Some provinces allow a ballot to be refused on the grounds that no party satisfies the elector's vote.[1][2] Declined ballots are only legislated in the provinces of Ontario, Manitoba, Saskatchewan and Alberta; the option is only available for provincial elections.[3]

During the 2000 Canadian federal election, a number of voters (chiefly in Edmonton, Alberta) ate their ballots, as part of what they dubbed the Edible Ballot Society, to protest what they saw as inherently unfair elections. The stunt led Elections Canada to propose that there be legislation allowing federal ballots to be officially refused.[4]


Russian electoral ballots used to contain a box named Against All, allowing the voter to register a "protest vote" against all the candidates running. This was abolished by the Duma in 2006.[1]

A March 2004 opinion poll saw ruling President Vladimir Putin draw 70% support from Russians, but "Against All" managed to claim the second place, ahead of the other candidates.[5]

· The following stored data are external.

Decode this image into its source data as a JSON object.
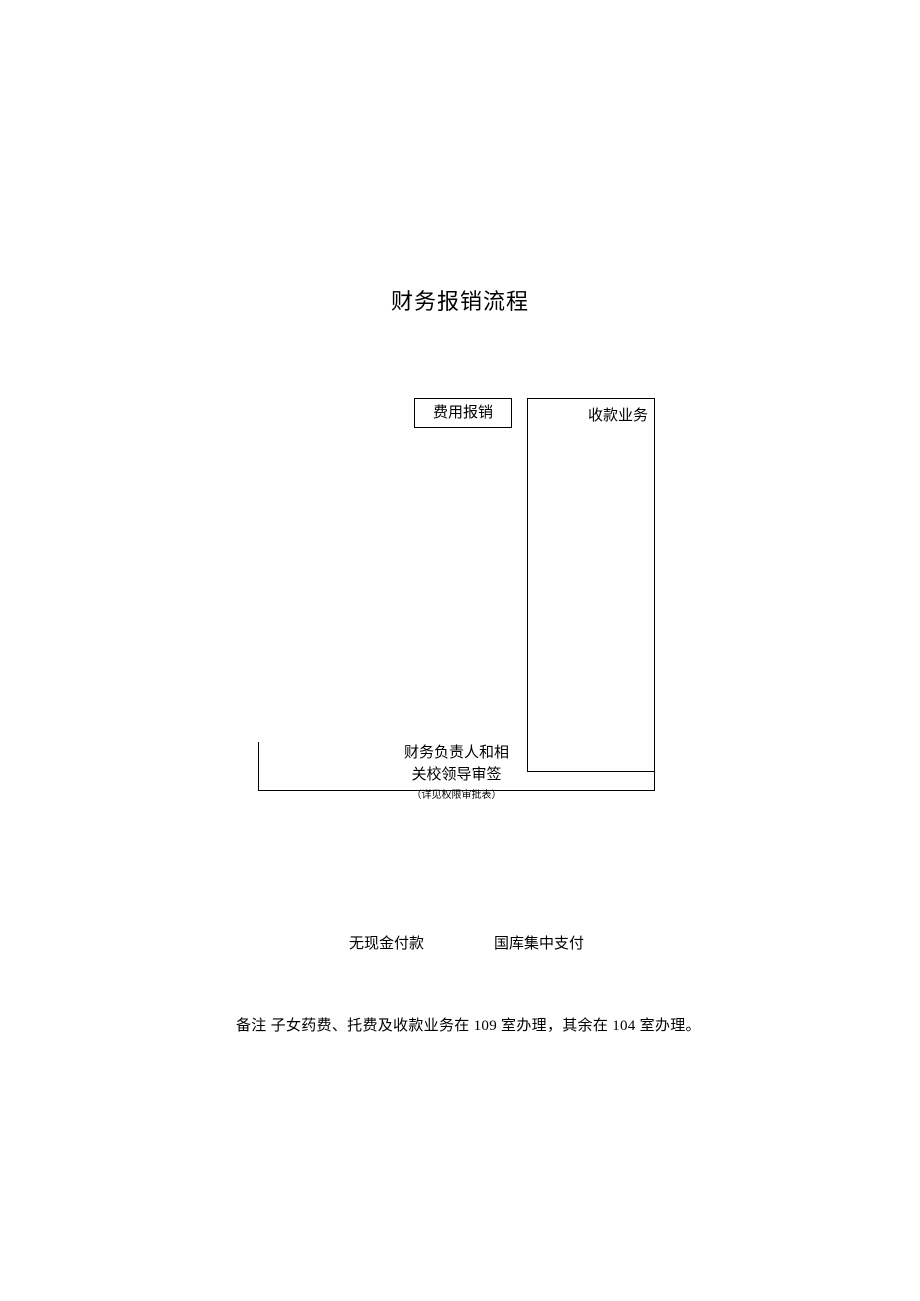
{
  "title": "财务报销流程",
  "flow": {
    "expense_box": "费用报销",
    "receipt_box": "收款业务",
    "approval": {
      "line1": "财务负责人和相",
      "line2": "关校领导审签",
      "note": "（详见权限审批表）"
    },
    "payment": {
      "no_cash": "无现金付款",
      "treasury": "国库集中支付"
    }
  },
  "footnote": "备注 子女药费、托费及收款业务在 109 室办理，其余在 104 室办理。"
}
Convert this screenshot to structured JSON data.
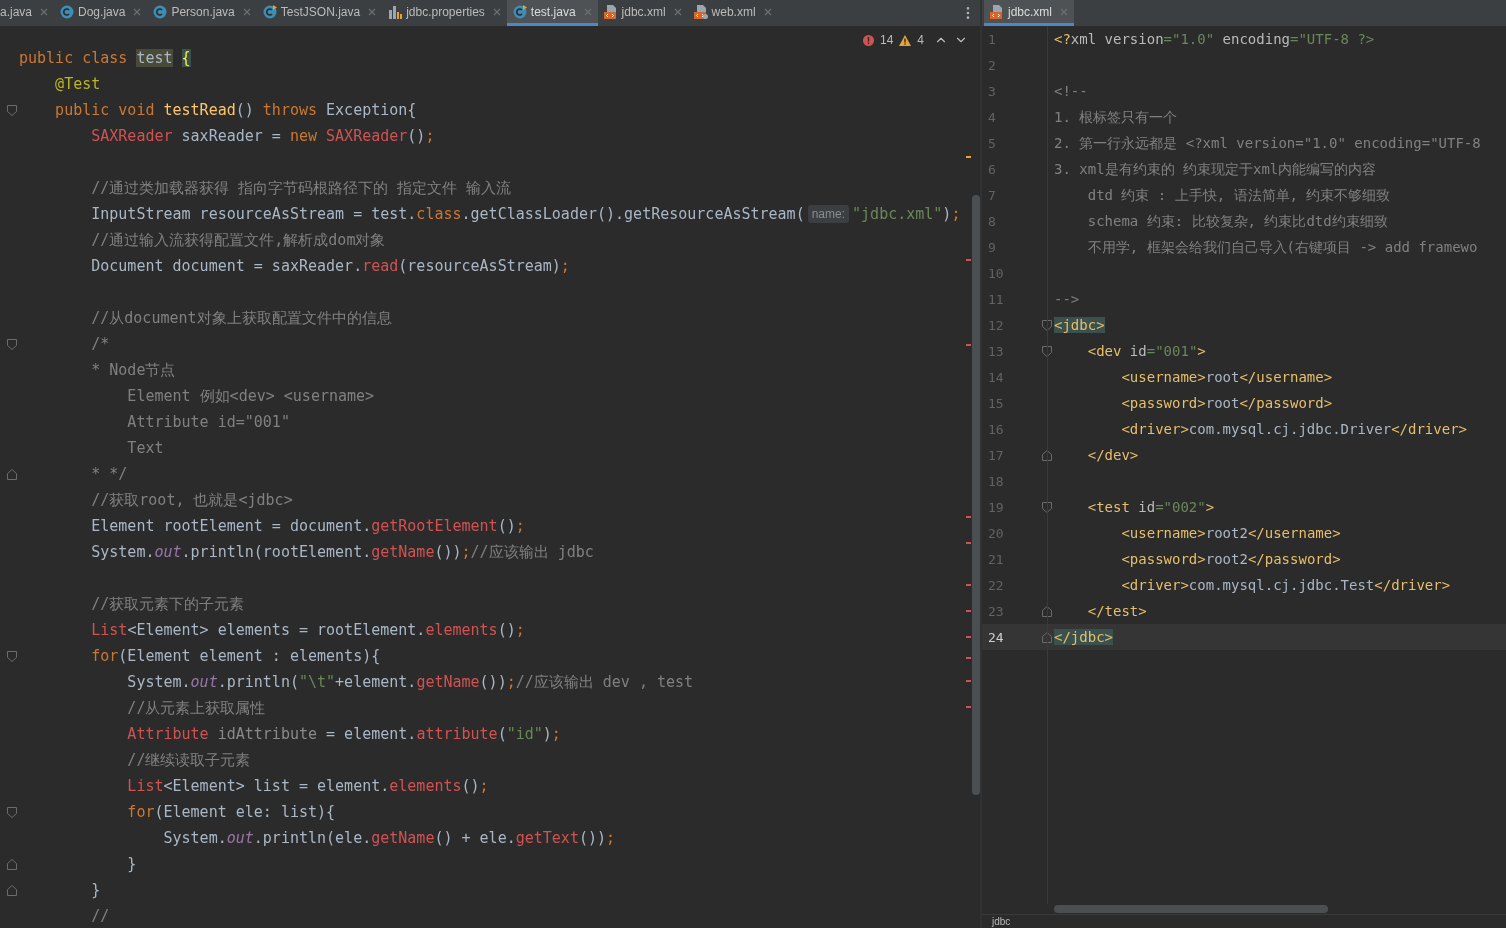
{
  "left_pane": {
    "tabs": [
      {
        "label": "a.java",
        "selected": false
      },
      {
        "label": "Dog.java",
        "kind": "class",
        "selected": false
      },
      {
        "label": "Person.java",
        "kind": "class",
        "selected": false
      },
      {
        "label": "TestJSON.java",
        "kind": "class-run",
        "selected": false
      },
      {
        "label": "jdbc.properties",
        "kind": "properties",
        "selected": false
      },
      {
        "label": "test.java",
        "kind": "class-run",
        "selected": true
      },
      {
        "label": "jdbc.xml",
        "kind": "xml",
        "selected": false
      },
      {
        "label": "web.xml",
        "kind": "web-xml",
        "selected": false
      }
    ],
    "inspections": {
      "errors": "14",
      "warnings": "4"
    },
    "lines": [
      {
        "kind": "code",
        "tokens": [
          {
            "kind": "kw",
            "text": "public class "
          },
          {
            "kind": "hl",
            "text": "test"
          },
          {
            "kind": "brace",
            "text": "{"
          }
        ]
      },
      {
        "kind": "code",
        "tokens": [
          {
            "kind": "ann",
            "text": "    @Test"
          }
        ]
      },
      {
        "kind": "fold-start",
        "tokens": [
          {
            "kind": "kw",
            "text": "    public void "
          },
          {
            "kind": "decl",
            "text": "testRead"
          },
          {
            "kind": "plain",
            "text": "() "
          },
          {
            "kind": "kw",
            "text": "throws "
          },
          {
            "kind": "plain",
            "text": "Exception{"
          }
        ]
      },
      {
        "kind": "code",
        "tokens": [
          {
            "kind": "err",
            "text": "        SAXReader"
          },
          {
            "kind": "plain",
            "text": " saxReader = "
          },
          {
            "kind": "kw",
            "text": "new "
          },
          {
            "kind": "err",
            "text": "SAXReader"
          },
          {
            "kind": "plain",
            "text": "()"
          },
          {
            "kind": "kw",
            "text": ";"
          }
        ]
      },
      {
        "kind": "blank"
      },
      {
        "kind": "code",
        "tokens": [
          {
            "kind": "cm",
            "text": "        //通过类加载器获得 指向字节码根路径下的 指定文件 输入流"
          }
        ]
      },
      {
        "kind": "code",
        "tokens": [
          {
            "kind": "plain",
            "text": "        InputStream resourceAsStream = test."
          },
          {
            "kind": "kw",
            "text": "class"
          },
          {
            "kind": "plain",
            "text": ".getClassLoader().getResourceAsStream("
          },
          {
            "kind": "hint",
            "text": "name:"
          },
          {
            "kind": "str",
            "text": "\"jdbc.xml\""
          },
          {
            "kind": "plain",
            "text": ")"
          },
          {
            "kind": "kw",
            "text": ";"
          }
        ]
      },
      {
        "kind": "code",
        "tokens": [
          {
            "kind": "cm",
            "text": "        //通过输入流获得配置文件,解析成dom对象"
          }
        ]
      },
      {
        "kind": "code",
        "tokens": [
          {
            "kind": "plain",
            "text": "        Document document = saxReader."
          },
          {
            "kind": "err",
            "text": "read"
          },
          {
            "kind": "plain",
            "text": "(resourceAsStream)"
          },
          {
            "kind": "kw",
            "text": ";"
          }
        ]
      },
      {
        "kind": "blank"
      },
      {
        "kind": "code",
        "tokens": [
          {
            "kind": "cm",
            "text": "        //从document对象上获取配置文件中的信息"
          }
        ]
      },
      {
        "kind": "fold-start",
        "tokens": [
          {
            "kind": "cm",
            "text": "        /*"
          }
        ]
      },
      {
        "kind": "code",
        "tokens": [
          {
            "kind": "cm",
            "text": "        * Node节点"
          }
        ]
      },
      {
        "kind": "code",
        "tokens": [
          {
            "kind": "cm",
            "text": "            Element 例如<dev> <username>"
          }
        ]
      },
      {
        "kind": "code",
        "tokens": [
          {
            "kind": "cm",
            "text": "            Attribute id=\"001\""
          }
        ]
      },
      {
        "kind": "code",
        "tokens": [
          {
            "kind": "cm",
            "text": "            Text"
          }
        ]
      },
      {
        "kind": "fold-end",
        "tokens": [
          {
            "kind": "cm",
            "text": "        * */"
          }
        ]
      },
      {
        "kind": "code",
        "tokens": [
          {
            "kind": "cm",
            "text": "        //获取root, 也就是<jdbc>"
          }
        ]
      },
      {
        "kind": "code",
        "tokens": [
          {
            "kind": "plain",
            "text": "        Element rootElement = document."
          },
          {
            "kind": "err",
            "text": "getRootElement"
          },
          {
            "kind": "plain",
            "text": "()"
          },
          {
            "kind": "kw",
            "text": ";"
          }
        ]
      },
      {
        "kind": "code",
        "tokens": [
          {
            "kind": "plain",
            "text": "        System."
          },
          {
            "kind": "fld",
            "text": "out"
          },
          {
            "kind": "plain",
            "text": ".println(rootElement."
          },
          {
            "kind": "err",
            "text": "getName"
          },
          {
            "kind": "plain",
            "text": "())"
          },
          {
            "kind": "kw",
            "text": ";"
          },
          {
            "kind": "cm",
            "text": "//应该输出 jdbc"
          }
        ]
      },
      {
        "kind": "blank"
      },
      {
        "kind": "code",
        "tokens": [
          {
            "kind": "cm",
            "text": "        //获取元素下的子元素"
          }
        ]
      },
      {
        "kind": "code",
        "tokens": [
          {
            "kind": "err",
            "text": "        List"
          },
          {
            "kind": "plain",
            "text": "<Element> elements = rootElement."
          },
          {
            "kind": "err",
            "text": "elements"
          },
          {
            "kind": "plain",
            "text": "()"
          },
          {
            "kind": "kw",
            "text": ";"
          }
        ]
      },
      {
        "kind": "fold-start",
        "tokens": [
          {
            "kind": "kw",
            "text": "        for"
          },
          {
            "kind": "plain",
            "text": "(Element element : elements){"
          }
        ]
      },
      {
        "kind": "code",
        "tokens": [
          {
            "kind": "plain",
            "text": "            System."
          },
          {
            "kind": "fld",
            "text": "out"
          },
          {
            "kind": "plain",
            "text": ".println("
          },
          {
            "kind": "str",
            "text": "\"\\t\""
          },
          {
            "kind": "plain",
            "text": "+element."
          },
          {
            "kind": "err",
            "text": "getName"
          },
          {
            "kind": "plain",
            "text": "())"
          },
          {
            "kind": "kw",
            "text": ";"
          },
          {
            "kind": "cm",
            "text": "//应该输出 dev , test"
          }
        ]
      },
      {
        "kind": "code",
        "tokens": [
          {
            "kind": "cm",
            "text": "            //从元素上获取属性"
          }
        ]
      },
      {
        "kind": "code",
        "tokens": [
          {
            "kind": "err",
            "text": "            Attribute"
          },
          {
            "kind": "dim",
            "text": " idAttribute"
          },
          {
            "kind": "plain",
            "text": " = element."
          },
          {
            "kind": "err",
            "text": "attribute"
          },
          {
            "kind": "plain",
            "text": "("
          },
          {
            "kind": "str",
            "text": "\"id\""
          },
          {
            "kind": "plain",
            "text": ")"
          },
          {
            "kind": "kw",
            "text": ";"
          }
        ]
      },
      {
        "kind": "code",
        "tokens": [
          {
            "kind": "cm",
            "text": "            //继续读取子元素"
          }
        ]
      },
      {
        "kind": "code",
        "tokens": [
          {
            "kind": "err",
            "text": "            List"
          },
          {
            "kind": "plain",
            "text": "<Element> list = element."
          },
          {
            "kind": "err",
            "text": "elements"
          },
          {
            "kind": "plain",
            "text": "()"
          },
          {
            "kind": "kw",
            "text": ";"
          }
        ]
      },
      {
        "kind": "fold-start",
        "tokens": [
          {
            "kind": "kw",
            "text": "            for"
          },
          {
            "kind": "plain",
            "text": "(Element ele: list){"
          }
        ]
      },
      {
        "kind": "code",
        "tokens": [
          {
            "kind": "plain",
            "text": "                System."
          },
          {
            "kind": "fld",
            "text": "out"
          },
          {
            "kind": "plain",
            "text": ".println(ele."
          },
          {
            "kind": "err",
            "text": "getName"
          },
          {
            "kind": "plain",
            "text": "() + ele."
          },
          {
            "kind": "err",
            "text": "getText"
          },
          {
            "kind": "plain",
            "text": "())"
          },
          {
            "kind": "kw",
            "text": ";"
          }
        ]
      },
      {
        "kind": "fold-end",
        "tokens": [
          {
            "kind": "plain",
            "text": "            }"
          }
        ]
      },
      {
        "kind": "fold-end",
        "tokens": [
          {
            "kind": "plain",
            "text": "        }"
          }
        ]
      },
      {
        "kind": "code",
        "tokens": [
          {
            "kind": "cm",
            "text": "        //"
          }
        ]
      }
    ]
  },
  "right_pane": {
    "tabs": [
      {
        "label": "jdbc.xml",
        "kind": "xml",
        "selected": true
      }
    ],
    "lines": [
      {
        "number": "1",
        "kind": "code",
        "current": false,
        "tokens": [
          {
            "kind": "tag",
            "text": "<?"
          },
          {
            "kind": "attr",
            "text": "xml version"
          },
          {
            "kind": "str",
            "text": "=\"1.0\""
          },
          {
            "kind": "attr",
            "text": " encoding"
          },
          {
            "kind": "str",
            "text": "=\"UTF-8 ?>"
          }
        ]
      },
      {
        "number": "2",
        "kind": "blank",
        "current": false
      },
      {
        "number": "3",
        "kind": "code",
        "current": false,
        "tokens": [
          {
            "kind": "cm",
            "text": "<!--"
          }
        ]
      },
      {
        "number": "4",
        "kind": "code",
        "current": false,
        "tokens": [
          {
            "kind": "cm",
            "text": "1. 根标签只有一个"
          }
        ]
      },
      {
        "number": "5",
        "kind": "code",
        "current": false,
        "tokens": [
          {
            "kind": "cm",
            "text": "2. 第一行永远都是 <?xml version=\"1.0\" encoding=\"UTF-8"
          }
        ]
      },
      {
        "number": "6",
        "kind": "code",
        "current": false,
        "tokens": [
          {
            "kind": "cm",
            "text": "3. xml是有约束的 约束现定于xml内能编写的内容"
          }
        ]
      },
      {
        "number": "7",
        "kind": "code",
        "current": false,
        "tokens": [
          {
            "kind": "cm",
            "text": "    dtd 约束 : 上手快, 语法简单, 约束不够细致"
          }
        ]
      },
      {
        "number": "8",
        "kind": "code",
        "current": false,
        "tokens": [
          {
            "kind": "cm",
            "text": "    schema 约束: 比较复杂, 约束比dtd约束细致"
          }
        ]
      },
      {
        "number": "9",
        "kind": "code",
        "current": false,
        "tokens": [
          {
            "kind": "cm",
            "text": "    不用学, 框架会给我们自己导入(右键项目 -> add framewo"
          }
        ]
      },
      {
        "number": "10",
        "kind": "blank",
        "current": false
      },
      {
        "number": "11",
        "kind": "code",
        "current": false,
        "tokens": [
          {
            "kind": "cm",
            "text": "-->"
          }
        ]
      },
      {
        "number": "12",
        "kind": "fold-start",
        "current": false,
        "tokens": [
          {
            "kind": "tagm",
            "text": "<jdbc>"
          }
        ]
      },
      {
        "number": "13",
        "kind": "fold-start",
        "current": false,
        "tokens": [
          {
            "kind": "tag",
            "text": "    <dev"
          },
          {
            "kind": "attr",
            "text": " id"
          },
          {
            "kind": "str",
            "text": "=\"001\""
          },
          {
            "kind": "tag",
            "text": ">"
          }
        ]
      },
      {
        "number": "14",
        "kind": "code",
        "current": false,
        "tokens": [
          {
            "kind": "tag",
            "text": "        <username>"
          },
          {
            "kind": "plain",
            "text": "root"
          },
          {
            "kind": "tag",
            "text": "</username>"
          }
        ]
      },
      {
        "number": "15",
        "kind": "code",
        "current": false,
        "tokens": [
          {
            "kind": "tag",
            "text": "        <password>"
          },
          {
            "kind": "plain",
            "text": "root"
          },
          {
            "kind": "tag",
            "text": "</password>"
          }
        ]
      },
      {
        "number": "16",
        "kind": "code",
        "current": false,
        "tokens": [
          {
            "kind": "tag",
            "text": "        <driver>"
          },
          {
            "kind": "plain",
            "text": "com.mysql.cj.jdbc.Driver"
          },
          {
            "kind": "tag",
            "text": "</driver>"
          }
        ]
      },
      {
        "number": "17",
        "kind": "fold-end",
        "current": false,
        "tokens": [
          {
            "kind": "tag",
            "text": "    </dev>"
          }
        ]
      },
      {
        "number": "18",
        "kind": "blank",
        "current": false
      },
      {
        "number": "19",
        "kind": "fold-start",
        "current": false,
        "tokens": [
          {
            "kind": "tag",
            "text": "    <test"
          },
          {
            "kind": "attr",
            "text": " id"
          },
          {
            "kind": "str",
            "text": "=\"002\""
          },
          {
            "kind": "tag",
            "text": ">"
          }
        ]
      },
      {
        "number": "20",
        "kind": "code",
        "current": false,
        "tokens": [
          {
            "kind": "tag",
            "text": "        <username>"
          },
          {
            "kind": "plain",
            "text": "root2"
          },
          {
            "kind": "tag",
            "text": "</username>"
          }
        ]
      },
      {
        "number": "21",
        "kind": "code",
        "current": false,
        "tokens": [
          {
            "kind": "tag",
            "text": "        <password>"
          },
          {
            "kind": "plain",
            "text": "root2"
          },
          {
            "kind": "tag",
            "text": "</password>"
          }
        ]
      },
      {
        "number": "22",
        "kind": "code",
        "current": false,
        "tokens": [
          {
            "kind": "tag",
            "text": "        <driver>"
          },
          {
            "kind": "plain",
            "text": "com.mysql.cj.jdbc.Test"
          },
          {
            "kind": "tag",
            "text": "</driver>"
          }
        ]
      },
      {
        "number": "23",
        "kind": "fold-end",
        "current": false,
        "tokens": [
          {
            "kind": "tag",
            "text": "    </test>"
          }
        ]
      },
      {
        "number": "24",
        "kind": "fold-end",
        "current": true,
        "tokens": [
          {
            "kind": "tagm",
            "text": "</jdbc>"
          }
        ]
      }
    ],
    "breadcrumb": "jdbc"
  }
}
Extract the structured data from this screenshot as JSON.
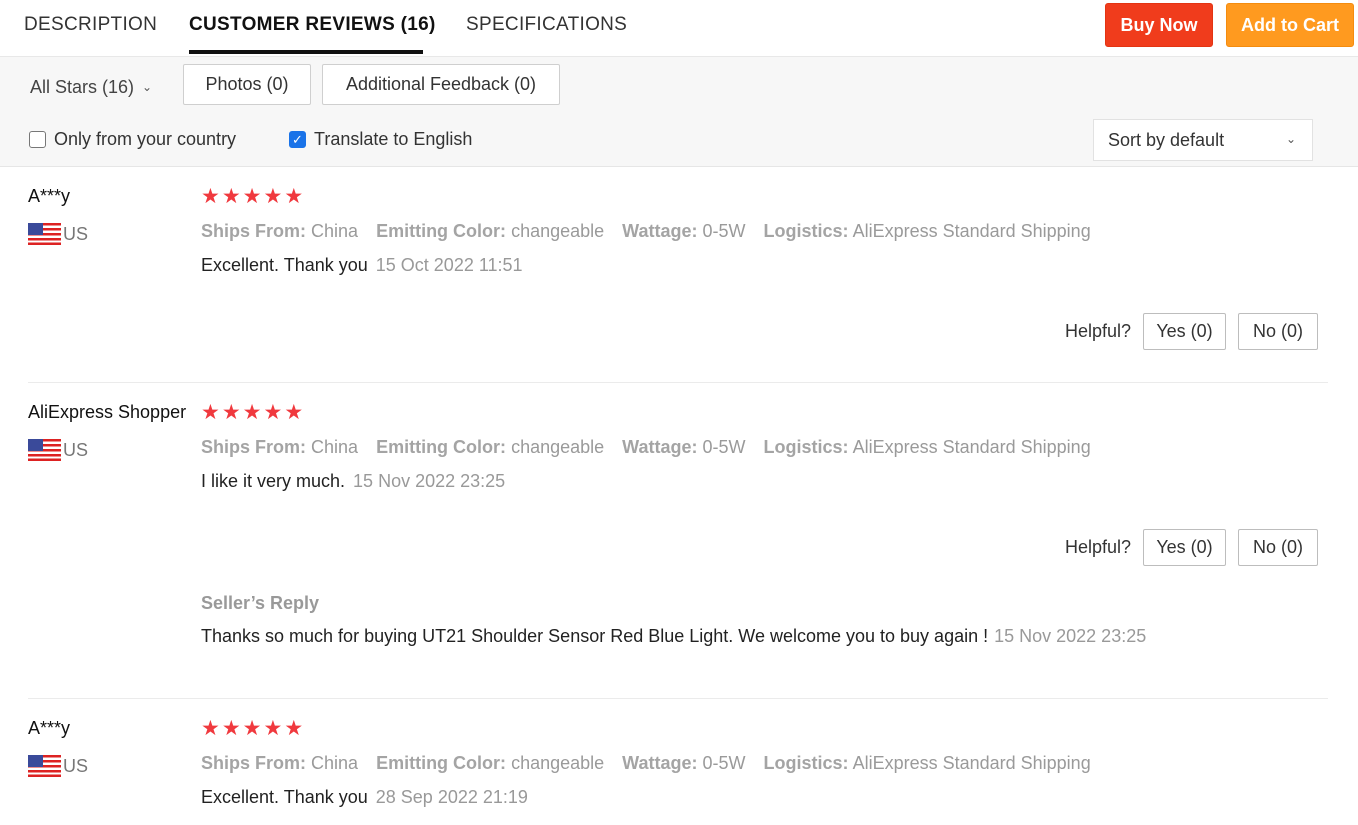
{
  "tabs": [
    {
      "label": "DESCRIPTION"
    },
    {
      "label": "CUSTOMER REVIEWS (16)"
    },
    {
      "label": "SPECIFICATIONS"
    }
  ],
  "actions": {
    "buy_now": "Buy Now",
    "add_to_cart": "Add to Cart"
  },
  "filters": {
    "stars_select": "All Stars (16)",
    "photos": "Photos (0)",
    "additional_feedback": "Additional Feedback (0)",
    "only_country": "Only from your country",
    "only_country_checked": false,
    "translate": "Translate to English",
    "translate_checked": true,
    "sort": "Sort by default"
  },
  "labels": {
    "ships_from": "Ships From:",
    "emitting_color": "Emitting Color:",
    "wattage": "Wattage:",
    "logistics": "Logistics:",
    "helpful": "Helpful?",
    "seller_reply": "Seller’s Reply"
  },
  "reviews": [
    {
      "name": "A***y",
      "country": "US",
      "stars": 5,
      "ships_from": "China",
      "emitting_color": "changeable",
      "wattage": "0-5W",
      "logistics": "AliExpress Standard Shipping",
      "text": "Excellent. Thank you",
      "date": "15 Oct 2022 11:51",
      "yes": "Yes (0)",
      "no": "No (0)"
    },
    {
      "name": "AliExpress Shopper",
      "country": "US",
      "stars": 5,
      "ships_from": "China",
      "emitting_color": "changeable",
      "wattage": "0-5W",
      "logistics": "AliExpress Standard Shipping",
      "text": "I like it very much.",
      "date": "15 Nov 2022 23:25",
      "yes": "Yes (0)",
      "no": "No (0)",
      "reply_text": "Thanks so much for buying UT21 Shoulder Sensor Red Blue Light. We welcome you to buy again !",
      "reply_date": "15 Nov 2022 23:25"
    },
    {
      "name": "A***y",
      "country": "US",
      "stars": 5,
      "ships_from": "China",
      "emitting_color": "changeable",
      "wattage": "0-5W",
      "logistics": "AliExpress Standard Shipping",
      "text": "Excellent. Thank you",
      "date": "28 Sep 2022 21:19"
    }
  ],
  "colors": {
    "star": "#f0393e",
    "buy_now": "#f03c1c",
    "add_to_cart": "#ff9a1f",
    "checkbox": "#1a73e8"
  }
}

In December 2004, "Against All" actually managed to draw the highest number of votes in the electoral districts of St. Petersburg, Sverdlovsk and Ulyanovsk. A repeat election led to St. Petersburg and Sverdlovsk electing proper Members of Parliament. Ulyanovsk's second vote however, after two candidates dropped out of the race, actually saw "Against All" gain more support in the polls, now pulling in 21.5% of the vote, nearly double what any of the actual candidates received.[6]